His guide may tell him his location on the course, or if there's a turn coming or a change in the superficial like a railroad pathway crossing. Frequent for him are reflectors flagged to the roadway that mark dealings lanes.

"Those effects in the medium of the road, my feet are like magnets. They find them," he laughed.

"My difficult is I get so expended with wanting to run well and at times if I'm not running well it gets in my head and then I initiation pressing. And you can't press."

His best time is just over four .

While statistics on how many of the 1.3 mountain validly unseeing Americans run marathons aren't kept, Mark Lucas, executive director of the United States Association of Blind Athletes, made an "educated guess" that it's less than 100. He said, then again, that running is a widely held bustle for the blind.

The association has helped sequence eyeless athletes for more than 30 years and for them to be allowed to compete with population who can see. The Paralympics world record in the epic for the session of participant who, like Gokey, is completely visionless and is allowed to use up to four guides is 3:03:48, set in 1988 by Rick Holborow of New Jersey.
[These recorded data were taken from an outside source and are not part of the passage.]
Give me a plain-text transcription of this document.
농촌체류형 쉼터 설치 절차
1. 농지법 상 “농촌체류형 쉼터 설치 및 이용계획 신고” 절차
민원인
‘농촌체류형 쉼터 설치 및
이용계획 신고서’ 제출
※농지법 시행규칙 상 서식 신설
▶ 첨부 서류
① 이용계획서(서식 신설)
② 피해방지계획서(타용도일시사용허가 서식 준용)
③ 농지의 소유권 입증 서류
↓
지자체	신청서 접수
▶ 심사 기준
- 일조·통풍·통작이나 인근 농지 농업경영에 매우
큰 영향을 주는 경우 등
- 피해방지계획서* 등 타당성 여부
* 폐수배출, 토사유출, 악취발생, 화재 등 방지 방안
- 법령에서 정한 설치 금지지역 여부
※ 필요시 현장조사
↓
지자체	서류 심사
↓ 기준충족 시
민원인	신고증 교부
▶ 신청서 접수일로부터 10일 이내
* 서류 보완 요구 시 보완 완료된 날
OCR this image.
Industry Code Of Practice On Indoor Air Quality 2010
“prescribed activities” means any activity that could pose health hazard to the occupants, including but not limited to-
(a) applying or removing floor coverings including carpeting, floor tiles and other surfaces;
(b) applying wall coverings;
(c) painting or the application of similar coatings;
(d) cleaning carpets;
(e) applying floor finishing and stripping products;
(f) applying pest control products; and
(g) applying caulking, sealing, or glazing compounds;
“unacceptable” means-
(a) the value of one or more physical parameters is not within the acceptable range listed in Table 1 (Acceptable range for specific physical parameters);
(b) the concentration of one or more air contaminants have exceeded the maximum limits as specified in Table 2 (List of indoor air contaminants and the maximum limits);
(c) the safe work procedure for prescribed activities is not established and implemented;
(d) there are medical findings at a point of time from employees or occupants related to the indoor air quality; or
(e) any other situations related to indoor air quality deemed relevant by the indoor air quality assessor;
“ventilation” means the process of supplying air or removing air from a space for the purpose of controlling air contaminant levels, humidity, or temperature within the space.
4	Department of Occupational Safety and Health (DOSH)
"As a veteran of 21 , I know firsthand how incredibly hard it is to procession for, and complete just one long-drawn-out, in ideal health," Steven Karpas, director of promotion and race stage for the Houston long-winded, said. "Having to run 26.2 miles as a sightless figure indeed my mind.

"I have huge deference and awe for Mr. Gokey."

Gokey said spectators and runners often tell him the same.

"I cogitate it's far-fetched," Connie Almeida, one of his guides, said while education with Gokey a few days before the incident. "I ruminate he's an brainstorm to anybody, that you can get out there and do whatever."

His four-limb guide team is affiliated with The Lighthouse of Houston, which for nearly 70 years has worked to help visually weakened people lead impartial .

One danger in the often close lodgings of a difficult is innocently getting in their way. Gokey stepping on a woman's foot a twosome of times in the Sacramento marathon a few years ago.

"She didn't even look back, but just said: 'You blind or a little?'"

He replied: "'You know what? As a theme of fact....'

"My guide said it was impressive. When she finally looked back, she had that look like she just had stepped in a bit. Then she ran away."